Masa pandemi yang bermula pada awal tahun 2020 membuat seluruh dunia, khususnya bagi perusahaan harus fokus melakukan antisipasi agar tidak tergerus pada situasi yang semakin terpuruk. Banyak perusahaan turut serta menerapkan kebijakan Work From Home (WFH) untuk meminimalisir virus Covid-19 yang menyebar dengan cepat. Saat berbagai perusahaan menerapkan metode tersebut, bagaimana dengan keadaan sistem keamanan data yang dimiliki?
Pada Juni, 2020. Salah satu perusahaan besar di bidang industri otomotif menyatakan bahwa sistem keamanan mereka diretas oleh Hacker yang mengatasnamakan dirinya Ekans, atau dikenal sebagai Snake Ransomware.
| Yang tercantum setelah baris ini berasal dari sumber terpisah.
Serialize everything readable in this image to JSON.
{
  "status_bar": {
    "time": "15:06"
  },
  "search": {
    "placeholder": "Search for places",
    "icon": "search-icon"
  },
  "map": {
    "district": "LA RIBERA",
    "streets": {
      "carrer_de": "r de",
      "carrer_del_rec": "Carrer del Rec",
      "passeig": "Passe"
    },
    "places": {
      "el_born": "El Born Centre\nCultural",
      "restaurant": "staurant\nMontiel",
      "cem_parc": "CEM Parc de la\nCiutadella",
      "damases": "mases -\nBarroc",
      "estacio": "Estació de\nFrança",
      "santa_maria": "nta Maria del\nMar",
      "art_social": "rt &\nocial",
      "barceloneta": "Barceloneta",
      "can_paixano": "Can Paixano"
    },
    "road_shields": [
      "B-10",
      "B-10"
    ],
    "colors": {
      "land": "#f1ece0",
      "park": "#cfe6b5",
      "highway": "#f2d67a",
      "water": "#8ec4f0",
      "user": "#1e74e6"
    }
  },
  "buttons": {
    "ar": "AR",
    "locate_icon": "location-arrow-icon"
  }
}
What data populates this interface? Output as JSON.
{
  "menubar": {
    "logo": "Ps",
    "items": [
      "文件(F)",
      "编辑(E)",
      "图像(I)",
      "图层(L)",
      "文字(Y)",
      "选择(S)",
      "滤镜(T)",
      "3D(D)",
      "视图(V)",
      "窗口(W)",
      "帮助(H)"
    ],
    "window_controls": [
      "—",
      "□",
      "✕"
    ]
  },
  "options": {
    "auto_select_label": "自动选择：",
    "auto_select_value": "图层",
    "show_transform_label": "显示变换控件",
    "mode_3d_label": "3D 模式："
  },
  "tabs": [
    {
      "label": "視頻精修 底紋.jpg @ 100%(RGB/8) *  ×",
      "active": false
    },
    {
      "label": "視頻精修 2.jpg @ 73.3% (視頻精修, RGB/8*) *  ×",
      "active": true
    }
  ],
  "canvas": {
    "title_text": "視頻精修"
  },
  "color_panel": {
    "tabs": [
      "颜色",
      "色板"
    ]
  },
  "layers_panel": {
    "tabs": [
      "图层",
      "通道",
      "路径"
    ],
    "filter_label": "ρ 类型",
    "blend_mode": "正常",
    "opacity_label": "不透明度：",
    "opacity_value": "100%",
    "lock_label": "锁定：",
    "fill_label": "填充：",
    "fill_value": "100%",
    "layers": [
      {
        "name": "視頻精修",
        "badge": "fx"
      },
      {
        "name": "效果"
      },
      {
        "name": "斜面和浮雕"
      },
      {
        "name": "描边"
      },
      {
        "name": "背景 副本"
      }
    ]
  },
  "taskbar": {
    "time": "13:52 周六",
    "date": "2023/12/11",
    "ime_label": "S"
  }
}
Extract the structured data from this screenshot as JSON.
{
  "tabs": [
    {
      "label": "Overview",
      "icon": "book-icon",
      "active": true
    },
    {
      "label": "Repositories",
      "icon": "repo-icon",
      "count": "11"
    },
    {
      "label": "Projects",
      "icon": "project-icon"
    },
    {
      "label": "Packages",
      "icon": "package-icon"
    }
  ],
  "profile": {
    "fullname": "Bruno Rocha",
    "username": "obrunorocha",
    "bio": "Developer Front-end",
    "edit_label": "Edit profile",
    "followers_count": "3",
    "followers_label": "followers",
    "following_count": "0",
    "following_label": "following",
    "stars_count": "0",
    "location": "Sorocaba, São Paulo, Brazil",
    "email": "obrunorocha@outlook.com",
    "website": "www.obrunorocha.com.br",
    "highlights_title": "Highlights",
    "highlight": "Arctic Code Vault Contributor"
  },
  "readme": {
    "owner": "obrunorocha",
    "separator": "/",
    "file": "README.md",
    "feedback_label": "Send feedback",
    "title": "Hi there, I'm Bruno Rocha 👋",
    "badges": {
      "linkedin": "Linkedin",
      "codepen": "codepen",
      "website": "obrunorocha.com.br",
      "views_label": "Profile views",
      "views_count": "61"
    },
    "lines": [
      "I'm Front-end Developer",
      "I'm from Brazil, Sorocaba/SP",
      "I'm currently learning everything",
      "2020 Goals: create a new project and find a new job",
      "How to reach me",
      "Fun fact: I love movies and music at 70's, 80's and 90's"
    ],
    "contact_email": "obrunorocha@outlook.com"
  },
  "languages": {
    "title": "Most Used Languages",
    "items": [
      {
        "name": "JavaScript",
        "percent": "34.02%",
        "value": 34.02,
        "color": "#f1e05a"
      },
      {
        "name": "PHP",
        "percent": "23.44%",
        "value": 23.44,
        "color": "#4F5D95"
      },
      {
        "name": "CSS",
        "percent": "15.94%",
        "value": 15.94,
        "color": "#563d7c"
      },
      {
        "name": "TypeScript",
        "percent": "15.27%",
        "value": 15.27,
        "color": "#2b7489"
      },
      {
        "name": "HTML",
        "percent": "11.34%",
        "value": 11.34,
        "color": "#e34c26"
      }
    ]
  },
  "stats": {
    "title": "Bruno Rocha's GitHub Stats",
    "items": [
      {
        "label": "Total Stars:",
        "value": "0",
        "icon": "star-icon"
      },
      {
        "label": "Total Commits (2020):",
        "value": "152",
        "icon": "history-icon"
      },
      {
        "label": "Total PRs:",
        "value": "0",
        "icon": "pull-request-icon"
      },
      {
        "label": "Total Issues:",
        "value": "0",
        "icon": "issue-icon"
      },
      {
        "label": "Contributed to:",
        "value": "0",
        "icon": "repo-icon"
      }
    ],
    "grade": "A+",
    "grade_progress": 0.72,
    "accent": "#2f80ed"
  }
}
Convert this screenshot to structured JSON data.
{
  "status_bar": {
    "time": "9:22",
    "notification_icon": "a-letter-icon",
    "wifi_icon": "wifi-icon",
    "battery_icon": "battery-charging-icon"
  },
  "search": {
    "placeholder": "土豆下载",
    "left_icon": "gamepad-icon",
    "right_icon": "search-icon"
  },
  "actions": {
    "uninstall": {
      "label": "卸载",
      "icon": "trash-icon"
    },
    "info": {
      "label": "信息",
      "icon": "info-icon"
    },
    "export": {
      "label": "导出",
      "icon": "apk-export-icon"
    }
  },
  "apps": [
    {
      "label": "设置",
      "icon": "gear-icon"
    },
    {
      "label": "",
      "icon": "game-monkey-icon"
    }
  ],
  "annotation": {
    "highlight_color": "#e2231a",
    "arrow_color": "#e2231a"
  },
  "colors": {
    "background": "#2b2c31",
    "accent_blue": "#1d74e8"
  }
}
Serangan yang tiba-tiba terjadi ini berdampak tidak hanya pada satu lokasi atau departemen. Hal ini menyebabkan sistem jaringan server mereka tidak dapat di akses oleh pelanggan. Mereka terpaksa melakukan shutdown pada beberapa lokasi produksi, termasuk finansial service operation. Serangan yang di lakukan oleh peretas adalah dengan memanfaatkan malware yang bekerja dengan cara melakukan enkripsi pada data-data yang tersimpan.
Meskipun serangan Snake Ransomware tidak berdampak pada Personal Identifiable Information (PII) pelanggan. Serangan ini berdasarkan kepada data yang di encryption oleh ransomware, namun belum dapat di buktikan atas log pencatatan data exfiltrate yang mungkin saja terjadi sebelum serangan encryption di lancarkan.
Serangan yang terjadi bulan lalu, bukan pertama kalinya. Pada Juli 2019 Unsecured ElasticSearch database di cloud yang berisi 300.000 record data karyawan mereka di seluruh dunia, termasuk CEO nya sendiri. Serangan juga mengarah pada informasi mengenai perangkat komputer jaringan internal. Ditemukan sebuah table database yang bernama “uncontrolledmachines” yang berisi mesin perangkat komputer, di dalamnya tidak terdapat software security apapun yang terinstall. Pada tahun lalu, serangan terjadi karena adanya misconfiguration pada tata kelola di Cloud. Tentunya berbeda dengan serangan pada tahun ini yang disebabkan oleh Snake Ransomware.